For Lamb, there is never any question as to whether River will remain loyal to him. Despite appearances, he inspires loyalty. Take poor Marcus Longridge, for example, who succumbed to his gambling addiction for most of the season and ends it on the wrong end with a shootout with Patrice. Lamb and Marcus haven't spent much time together this season, so we can assume that Lamb either didn't know that Marcus had pawned his gun to pay off his gambling debts or, like Marcus, he understood that relapse was part of it of the recovery process. Marcus didn't cover himself in glory when Patrice pushed him through a shop window with a broken cock, and in this episode he pointlessly tries to buy back his gun for the same price he pawned it for. (“I sell items for more than I bought them for” is a concept the black market shares with the legitimate market.) He was incompetent most of the time and extraordinarily brave when it mattered most.

However, after Marcus's death in a shootout with Patrice at Slough House, Lamb speaks to Taverner about Marcus as if he were 007, demanding that she be barred from five years of payments to his family and up to ten years of “active-agent increment.” Taverner is too upset with Lamb and too preoccupied with more pressing issues to care, but it matters to Lamb, just as his discovery of Sam Chapman's body really affects him. In Chapman's office he comes across a large stack of boxes and a quarter-filled bottle of Irish whiskey and eventually leaves the room with the liquor.

The season fittingly ends with Lamb calling River into a bar to get him to sign some papers for a “company bonus” and perhaps stay for a drink, something Lamb feels almost sentimental about. In the previous sequence, River placed his grandfather in a retirement home, which (mostly) dispels Lamb's suspicions that David may have been purposefully playing up his dementia. David is upset with his grandson, saying he promised never to put him in a home like that, and suspects River might be angry because he was never told about his real father. On this point the show is ambiguous and Jack Lowden's face reflects this. Either way, there are many storylines surrounding Harkness that carry over into season five. For now, Lamb must feel some closeness to River's father, given his real father's shortcomings and a grandfather who either went too far or didn't have his best interests at heart.

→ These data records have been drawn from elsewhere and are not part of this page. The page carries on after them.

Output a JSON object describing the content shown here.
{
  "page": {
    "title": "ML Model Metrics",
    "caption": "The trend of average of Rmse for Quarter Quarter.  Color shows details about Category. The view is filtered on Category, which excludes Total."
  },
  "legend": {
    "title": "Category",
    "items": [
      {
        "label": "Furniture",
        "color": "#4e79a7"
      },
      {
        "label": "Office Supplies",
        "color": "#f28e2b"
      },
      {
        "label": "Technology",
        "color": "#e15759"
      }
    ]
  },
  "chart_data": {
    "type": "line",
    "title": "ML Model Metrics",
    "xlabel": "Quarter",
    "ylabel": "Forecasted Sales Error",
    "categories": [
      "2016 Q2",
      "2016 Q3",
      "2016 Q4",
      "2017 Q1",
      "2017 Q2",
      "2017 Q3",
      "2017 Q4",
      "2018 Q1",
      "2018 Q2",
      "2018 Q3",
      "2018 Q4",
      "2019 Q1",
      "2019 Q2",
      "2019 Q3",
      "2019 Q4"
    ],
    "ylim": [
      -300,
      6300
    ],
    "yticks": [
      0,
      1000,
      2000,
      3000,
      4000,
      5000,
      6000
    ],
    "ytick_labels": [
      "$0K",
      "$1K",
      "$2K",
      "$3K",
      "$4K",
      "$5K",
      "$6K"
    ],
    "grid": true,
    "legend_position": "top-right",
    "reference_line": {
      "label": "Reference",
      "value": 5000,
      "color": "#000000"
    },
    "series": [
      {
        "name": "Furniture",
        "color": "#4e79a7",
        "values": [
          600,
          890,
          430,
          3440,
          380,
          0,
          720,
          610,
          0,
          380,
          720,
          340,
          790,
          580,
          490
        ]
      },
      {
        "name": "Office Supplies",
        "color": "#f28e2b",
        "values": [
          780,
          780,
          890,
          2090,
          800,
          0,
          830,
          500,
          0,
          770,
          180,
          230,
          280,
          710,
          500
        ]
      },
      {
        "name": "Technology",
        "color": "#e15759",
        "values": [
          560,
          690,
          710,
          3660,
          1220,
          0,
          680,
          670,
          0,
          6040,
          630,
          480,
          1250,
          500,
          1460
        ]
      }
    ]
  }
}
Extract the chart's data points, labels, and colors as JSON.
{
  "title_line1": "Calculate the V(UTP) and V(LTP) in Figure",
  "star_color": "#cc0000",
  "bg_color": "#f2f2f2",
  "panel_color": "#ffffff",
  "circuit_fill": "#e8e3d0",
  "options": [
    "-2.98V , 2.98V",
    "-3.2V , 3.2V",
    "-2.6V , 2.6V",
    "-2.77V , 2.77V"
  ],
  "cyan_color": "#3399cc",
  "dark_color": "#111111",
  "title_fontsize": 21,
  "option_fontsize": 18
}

Slough House isn't a very, very, very nice house, but it's the only one he can call home.

• The great, bittersweet song that closes the episode is Nick Drake's “Hazey Jane” from his 1971 record. Bryter Layerer. Any Drake album is essential (and there aren't many of them), and this is a good place to start.

• It's great that River follows his father's advice: “If you're the target, attack.” If you're being chased, stay put. When someone shakes your hand, you show them your fist” – to catch him at the train station, but it would be better if the show didn't feel like it had to remind viewers of the line again.

• River on his upbringing: “I really don’t regret not being raised as a child soldier.”

• Roddy: “By the way, I’m back on the market. sex market. Turns out Kim didn't exist.” Shirley: “What's too embarrassing for you to say out loud?”

• Great effort from Coe in this episode. After a season of mostly moping in the background, during the showdown with Patrice, he quietly prepares a kettle for tea and helpfully whips the boiling water into his face. He then has surprisingly comforting words for Shirley about how Marcus felt about her as a partner and an addict: “He loved you and he wanted you to love yourself.”

• River isn’t in the mood for compliments from his long-lost father: “You just stuck a grenade in my hood. Don’t fuck with me, son.”